Para Maria de Lurdes Zamora Damião, professora e psicopedagoga da Fecap (Fundação Escola de Comércio Álvares Penteado), de São Paulo, a sensibilidade é o principal valor a ser construído e até mesmo dar novo significado às relações de trabalho. "Quando o profissional mostra-se humano, empático e envolvido com os colegas, colaboradores ou pares, essa disponibilidade possibilita construir parcerias e relacionamentos produtivos", afirma.
Na opinião de Ylana Miller, sócia-diretora da Yluminarh e professora de gestão de carreiras da faculdade Ibmec, no Rio de Janeiro, o exercício de conciliar a vida profissional com a pessoal pode ser tornar um diferencial na carreira masculina, principalmente para aqueles que desejam galgar posições de comando. "Chefes que valorizam a qualidade de vida demonstram empatia e interesse genuíno pelas pessoas, além de influenciá-las positivamente. Ao partilharem emoções constroem relações mais verdadeiras e profundas", declara.
Peso do estigma
Em curto prazo, no entanto, Ylana afirma que o ambiente corporativo ainda não é receptivo nem maduro para lidar com as necessidades de seus colaboradores que têm filhos (e que ajudam a criá-los). "Culturalmente se associam às mulheres os papéis de mães e protetoras. É algo natural vê-las ocupar suas agendas profissionais com atividades relacionadas à família. Homens ainda são minoria em eventos familiares que acontecem durante o horário de trabalho e, em geral, têm vergonha de se expor", diz.
Para Daniela do Lago, coaching e professora dos cursos de MBA da FGV (Fundação Getúlio Vargas), de São Paulo, o assunto envolve um paradoxo. Apesar de ser tido como algo natural e até previsível uma mulher deixar o escritório para resolver um assunto de família, sua atitude pode ser encarada como falta de compromisso pelos colegas. "Já o homem que encerra o expediente mais cedo para buscar o filho é visto como uma exceção digna de admiração. As pessoas na empresa imediatamente o consideram um excelente pai, um exemplo de marido, um ótimo funcionário", diz Daniela.

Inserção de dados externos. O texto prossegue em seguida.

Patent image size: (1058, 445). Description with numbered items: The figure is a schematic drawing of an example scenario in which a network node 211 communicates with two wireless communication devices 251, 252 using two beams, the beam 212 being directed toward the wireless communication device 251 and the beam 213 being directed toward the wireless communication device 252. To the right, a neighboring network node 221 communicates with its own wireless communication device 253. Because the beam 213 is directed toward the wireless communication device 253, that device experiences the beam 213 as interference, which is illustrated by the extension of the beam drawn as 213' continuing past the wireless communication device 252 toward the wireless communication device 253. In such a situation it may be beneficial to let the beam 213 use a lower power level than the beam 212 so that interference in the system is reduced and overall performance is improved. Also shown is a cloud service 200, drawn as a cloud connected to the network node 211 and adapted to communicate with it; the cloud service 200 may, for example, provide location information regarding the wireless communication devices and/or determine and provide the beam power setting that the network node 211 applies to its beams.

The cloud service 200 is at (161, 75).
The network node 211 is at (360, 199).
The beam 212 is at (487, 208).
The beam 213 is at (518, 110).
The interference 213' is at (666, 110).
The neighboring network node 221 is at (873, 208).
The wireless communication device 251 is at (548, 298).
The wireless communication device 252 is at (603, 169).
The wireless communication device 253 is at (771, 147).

É bom frisar que os elogios são ocasionais. "Os homens que se ausentam do trabalho para cuidar de assuntos pessoais, ainda que emergenciais relacionados à família, mulher ou filhos, ainda são estigmatizados por seus chefes e, muitas vezes, pelos próprios colegas –que podem, amanhã, precisar passar exatamente pela mesma situação", explica Verônica Rodrigues da Conceição, docente do Executive MBA da BSP (Business School São Paulo). Ela declara que existem louváveis casos de empresas vanguardistas, que pregam e preparam a liderança para praticar uma política de igualdade entre homens e mulheres e até a estimulam. Porém, por enquanto, esses casos ainda são raros.
As novas gerações devem possibilitar a efetivação de uma nova ordem –na sociedade e no ambiente de trabalho– em que os valores humanos sejam mais apreciados, aceitos e praticados, e em que os homens possam, naturalmente, escolher e realizar tarefas e participar de atividades que, antes, seriam automaticamente designadas às mulheres.
"A realidade está mudando, pois a individualidade dos profissionais está cada vez mais em evidência, e as questões pessoais fazem cada vez mais parte do universo corporativo. Dessa forma, acredito que ainda muitas barreiras precisam ser quebradas não só por parte dos homens, mas também das mulheres, para que essa realidade seja encarada de forma mais saudável e com menos preconceito dentro do ambiente profissional", afirma Fernanda Schröder Gonçalves, coordenadora do departamento de Carreiras do Ibmec de Minas Gerais.